In October 2025, Samsara published its first large-scale fleet safety report, drawing on anonymised data from more than 2,600 fleets across North America and aggregating over 20 trillion annual data points. Fleets using the company's full AI safety suite, including dual-facing dash cameras, automated in-cab alerts and AI-driven driver coaching, achieved close to a 75% reduction in crash rates over 30 months. That figure was nearly twice the improvement recorded by fleets using a partial deployment of the same platform.
The implications for hazmat transport are direct. Univar Solutions, a US specialty chemicals carrier, cited Samsara's AI dash camera technology as central to its road safety programme. The company subsequently extended the deployment to include the Samsara Wearable, a connected device providing location tracking, fall detection and emergency alerts for workers in remote or high-risk environments. For operators carrying classified hazardous goods, where a single incident can trigger regulatory action, community evacuation or environmental liability, early intervention carries consequences well beyond standard freight operations.
A separate capability, launched in June 2025, reinforced the operational case for AI-integrated routing. Samsara's Commercial Navigation tool allows carriers to overlay hazmat-specific road restrictions, weight and height limits, and hours-of-service data onto live navigation maps. Legacy commercial maps have historically been updated as infrequently as every one to five years, creating compliance exposure for drivers legally required to follow federal hazmat routing rules. Embedding restriction data into turn-by-turn guidance removes a long-standing manual compliance gap at the point of movement rather than in back-office audits.
Rolfson Oil, which operates a mixed fleet of more than 700 assets across multiple locations, deployed Samsara's AI maintenance tools in parallel, enabling remote health monitoring and automated inspection reporting nationwide.

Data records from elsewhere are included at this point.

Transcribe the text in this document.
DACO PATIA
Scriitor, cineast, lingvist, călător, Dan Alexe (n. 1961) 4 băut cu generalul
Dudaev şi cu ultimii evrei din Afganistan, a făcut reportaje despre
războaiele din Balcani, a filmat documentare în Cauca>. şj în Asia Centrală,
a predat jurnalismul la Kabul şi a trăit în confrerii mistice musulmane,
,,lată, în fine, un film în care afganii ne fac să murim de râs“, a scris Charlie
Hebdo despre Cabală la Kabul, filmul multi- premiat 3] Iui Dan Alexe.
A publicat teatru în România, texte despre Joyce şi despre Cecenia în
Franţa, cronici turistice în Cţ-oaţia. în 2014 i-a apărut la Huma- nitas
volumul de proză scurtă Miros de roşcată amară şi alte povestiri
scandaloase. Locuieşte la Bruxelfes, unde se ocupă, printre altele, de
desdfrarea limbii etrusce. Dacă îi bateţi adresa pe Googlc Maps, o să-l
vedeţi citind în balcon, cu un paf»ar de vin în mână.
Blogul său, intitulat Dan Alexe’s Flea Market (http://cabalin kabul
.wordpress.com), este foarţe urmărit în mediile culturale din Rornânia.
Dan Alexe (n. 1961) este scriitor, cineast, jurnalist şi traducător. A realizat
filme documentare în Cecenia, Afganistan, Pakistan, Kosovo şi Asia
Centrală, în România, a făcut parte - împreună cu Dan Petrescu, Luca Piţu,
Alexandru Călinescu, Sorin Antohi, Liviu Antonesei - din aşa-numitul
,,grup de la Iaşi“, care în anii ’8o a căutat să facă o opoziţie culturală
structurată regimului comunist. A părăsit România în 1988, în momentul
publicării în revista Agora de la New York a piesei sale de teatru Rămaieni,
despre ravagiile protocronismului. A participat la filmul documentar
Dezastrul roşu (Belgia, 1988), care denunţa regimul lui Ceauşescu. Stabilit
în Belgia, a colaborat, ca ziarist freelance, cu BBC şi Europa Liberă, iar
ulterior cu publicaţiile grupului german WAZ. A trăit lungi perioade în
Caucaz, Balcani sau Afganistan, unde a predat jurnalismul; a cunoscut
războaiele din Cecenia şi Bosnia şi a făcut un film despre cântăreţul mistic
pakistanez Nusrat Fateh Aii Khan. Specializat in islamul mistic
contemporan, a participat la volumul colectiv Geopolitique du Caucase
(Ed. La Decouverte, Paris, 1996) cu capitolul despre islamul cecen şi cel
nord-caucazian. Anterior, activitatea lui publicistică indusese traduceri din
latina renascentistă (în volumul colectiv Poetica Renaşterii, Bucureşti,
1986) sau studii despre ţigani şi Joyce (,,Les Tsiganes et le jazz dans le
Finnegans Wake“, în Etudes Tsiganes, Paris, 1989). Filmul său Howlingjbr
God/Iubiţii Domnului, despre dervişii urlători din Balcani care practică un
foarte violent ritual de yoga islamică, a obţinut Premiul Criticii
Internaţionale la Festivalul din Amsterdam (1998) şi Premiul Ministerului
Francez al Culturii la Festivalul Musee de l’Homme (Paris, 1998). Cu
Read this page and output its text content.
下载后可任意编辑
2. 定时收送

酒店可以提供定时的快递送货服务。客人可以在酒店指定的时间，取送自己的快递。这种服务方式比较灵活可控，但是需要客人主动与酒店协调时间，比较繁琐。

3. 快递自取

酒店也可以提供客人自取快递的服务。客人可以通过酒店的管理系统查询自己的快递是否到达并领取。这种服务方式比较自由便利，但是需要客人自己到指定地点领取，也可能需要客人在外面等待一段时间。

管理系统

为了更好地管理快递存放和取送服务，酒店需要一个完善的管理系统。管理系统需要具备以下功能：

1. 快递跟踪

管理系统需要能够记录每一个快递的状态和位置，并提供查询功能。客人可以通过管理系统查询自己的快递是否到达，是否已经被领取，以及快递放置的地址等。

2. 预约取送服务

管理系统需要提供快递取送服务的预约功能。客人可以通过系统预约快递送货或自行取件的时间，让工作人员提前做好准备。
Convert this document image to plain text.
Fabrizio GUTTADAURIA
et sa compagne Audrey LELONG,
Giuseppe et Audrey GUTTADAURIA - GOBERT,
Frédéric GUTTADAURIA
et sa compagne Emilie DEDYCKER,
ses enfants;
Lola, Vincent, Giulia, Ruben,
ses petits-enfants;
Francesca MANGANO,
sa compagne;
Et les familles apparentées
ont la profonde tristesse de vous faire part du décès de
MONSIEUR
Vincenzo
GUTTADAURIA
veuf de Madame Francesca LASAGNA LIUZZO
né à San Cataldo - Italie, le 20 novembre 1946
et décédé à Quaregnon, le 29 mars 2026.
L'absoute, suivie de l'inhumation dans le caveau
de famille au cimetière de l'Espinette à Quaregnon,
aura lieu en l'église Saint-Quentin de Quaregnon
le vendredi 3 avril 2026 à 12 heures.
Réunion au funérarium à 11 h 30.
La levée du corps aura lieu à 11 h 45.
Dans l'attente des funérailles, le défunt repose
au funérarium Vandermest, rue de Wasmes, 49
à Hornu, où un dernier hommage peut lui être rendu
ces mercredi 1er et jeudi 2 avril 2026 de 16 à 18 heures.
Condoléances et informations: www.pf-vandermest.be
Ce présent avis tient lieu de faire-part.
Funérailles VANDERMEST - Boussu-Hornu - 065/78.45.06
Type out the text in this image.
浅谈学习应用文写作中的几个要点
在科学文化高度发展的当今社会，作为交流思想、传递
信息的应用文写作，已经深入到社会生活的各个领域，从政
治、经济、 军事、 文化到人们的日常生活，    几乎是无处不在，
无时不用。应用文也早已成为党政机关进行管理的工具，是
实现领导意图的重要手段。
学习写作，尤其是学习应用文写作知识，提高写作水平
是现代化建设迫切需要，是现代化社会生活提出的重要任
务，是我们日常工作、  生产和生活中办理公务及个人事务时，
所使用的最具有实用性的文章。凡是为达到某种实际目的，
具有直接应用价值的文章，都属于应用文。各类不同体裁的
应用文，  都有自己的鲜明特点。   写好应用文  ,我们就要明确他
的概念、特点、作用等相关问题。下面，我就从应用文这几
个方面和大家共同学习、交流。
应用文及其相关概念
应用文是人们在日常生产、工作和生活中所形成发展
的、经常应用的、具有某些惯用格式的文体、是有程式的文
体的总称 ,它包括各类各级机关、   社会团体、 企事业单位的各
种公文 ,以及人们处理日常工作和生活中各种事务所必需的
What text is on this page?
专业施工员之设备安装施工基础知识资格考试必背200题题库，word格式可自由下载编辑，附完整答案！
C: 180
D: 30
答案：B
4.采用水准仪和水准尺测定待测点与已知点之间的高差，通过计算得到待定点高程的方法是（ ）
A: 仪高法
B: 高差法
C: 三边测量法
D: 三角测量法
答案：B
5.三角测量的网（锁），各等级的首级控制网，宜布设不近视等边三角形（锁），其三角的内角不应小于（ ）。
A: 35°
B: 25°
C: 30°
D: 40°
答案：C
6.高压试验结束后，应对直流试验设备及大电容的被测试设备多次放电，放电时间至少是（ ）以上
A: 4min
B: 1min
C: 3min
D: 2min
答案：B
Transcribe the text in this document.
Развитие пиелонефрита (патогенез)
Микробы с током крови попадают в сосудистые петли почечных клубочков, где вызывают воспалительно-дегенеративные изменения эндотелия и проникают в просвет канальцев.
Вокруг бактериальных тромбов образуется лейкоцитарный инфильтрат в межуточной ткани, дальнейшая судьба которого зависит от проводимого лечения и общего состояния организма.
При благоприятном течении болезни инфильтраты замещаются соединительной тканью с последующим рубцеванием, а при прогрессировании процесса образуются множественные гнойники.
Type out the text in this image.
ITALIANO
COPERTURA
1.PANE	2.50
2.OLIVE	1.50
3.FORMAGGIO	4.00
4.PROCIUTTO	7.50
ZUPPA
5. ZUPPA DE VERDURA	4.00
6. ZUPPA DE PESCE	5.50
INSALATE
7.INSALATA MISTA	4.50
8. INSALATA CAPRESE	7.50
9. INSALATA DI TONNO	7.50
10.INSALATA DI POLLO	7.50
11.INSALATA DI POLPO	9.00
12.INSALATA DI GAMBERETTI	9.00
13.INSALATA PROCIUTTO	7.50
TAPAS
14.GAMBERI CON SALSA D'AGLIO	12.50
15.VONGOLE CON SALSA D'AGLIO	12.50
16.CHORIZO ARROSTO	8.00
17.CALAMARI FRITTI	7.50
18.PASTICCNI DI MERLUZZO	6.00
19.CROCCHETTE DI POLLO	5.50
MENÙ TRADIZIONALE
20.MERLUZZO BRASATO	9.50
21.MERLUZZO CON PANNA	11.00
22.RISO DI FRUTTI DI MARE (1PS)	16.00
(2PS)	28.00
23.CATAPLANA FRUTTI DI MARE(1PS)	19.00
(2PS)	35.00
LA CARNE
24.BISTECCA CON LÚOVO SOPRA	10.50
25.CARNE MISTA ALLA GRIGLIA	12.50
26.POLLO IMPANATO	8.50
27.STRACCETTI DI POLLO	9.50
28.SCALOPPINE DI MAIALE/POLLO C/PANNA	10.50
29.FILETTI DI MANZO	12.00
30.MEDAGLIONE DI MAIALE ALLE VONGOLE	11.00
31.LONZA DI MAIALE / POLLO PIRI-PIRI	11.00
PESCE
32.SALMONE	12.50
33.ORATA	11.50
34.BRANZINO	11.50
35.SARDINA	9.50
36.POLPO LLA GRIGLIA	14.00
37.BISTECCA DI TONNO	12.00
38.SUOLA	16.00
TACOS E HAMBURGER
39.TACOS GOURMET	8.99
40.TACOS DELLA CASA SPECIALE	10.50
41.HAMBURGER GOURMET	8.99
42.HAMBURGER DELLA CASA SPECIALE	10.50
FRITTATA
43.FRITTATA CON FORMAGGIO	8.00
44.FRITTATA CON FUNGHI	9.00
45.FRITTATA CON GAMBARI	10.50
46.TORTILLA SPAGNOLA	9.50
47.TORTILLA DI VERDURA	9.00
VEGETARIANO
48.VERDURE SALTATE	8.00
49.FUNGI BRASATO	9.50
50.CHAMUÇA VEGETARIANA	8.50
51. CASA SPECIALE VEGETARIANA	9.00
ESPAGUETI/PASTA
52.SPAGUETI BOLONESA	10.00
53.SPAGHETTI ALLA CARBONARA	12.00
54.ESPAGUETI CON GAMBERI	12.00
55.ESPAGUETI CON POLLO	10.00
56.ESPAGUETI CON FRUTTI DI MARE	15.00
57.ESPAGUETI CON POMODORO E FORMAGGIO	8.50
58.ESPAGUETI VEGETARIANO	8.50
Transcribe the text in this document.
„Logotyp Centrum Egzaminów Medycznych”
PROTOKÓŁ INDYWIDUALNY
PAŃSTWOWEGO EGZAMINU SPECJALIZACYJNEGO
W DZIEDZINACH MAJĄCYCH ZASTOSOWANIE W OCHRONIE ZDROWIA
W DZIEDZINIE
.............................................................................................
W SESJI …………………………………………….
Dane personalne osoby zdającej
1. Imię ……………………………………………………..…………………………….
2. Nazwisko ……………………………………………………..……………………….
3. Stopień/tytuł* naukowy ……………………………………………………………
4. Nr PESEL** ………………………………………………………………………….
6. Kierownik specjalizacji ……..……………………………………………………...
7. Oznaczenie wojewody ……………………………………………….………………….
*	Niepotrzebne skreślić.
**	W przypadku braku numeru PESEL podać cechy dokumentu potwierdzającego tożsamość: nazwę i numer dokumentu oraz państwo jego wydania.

The broader shift is structural. AI platforms are no longer framed primarily as cost-reduction tools. As safety outcomes are documented across large, operationally diverse fleets, carriers are beginning to reappraise how they approach compliance, incident prevention and liability management. Whether regulators will move to formalise these tools within federal hazmat transport requirements remains an open question.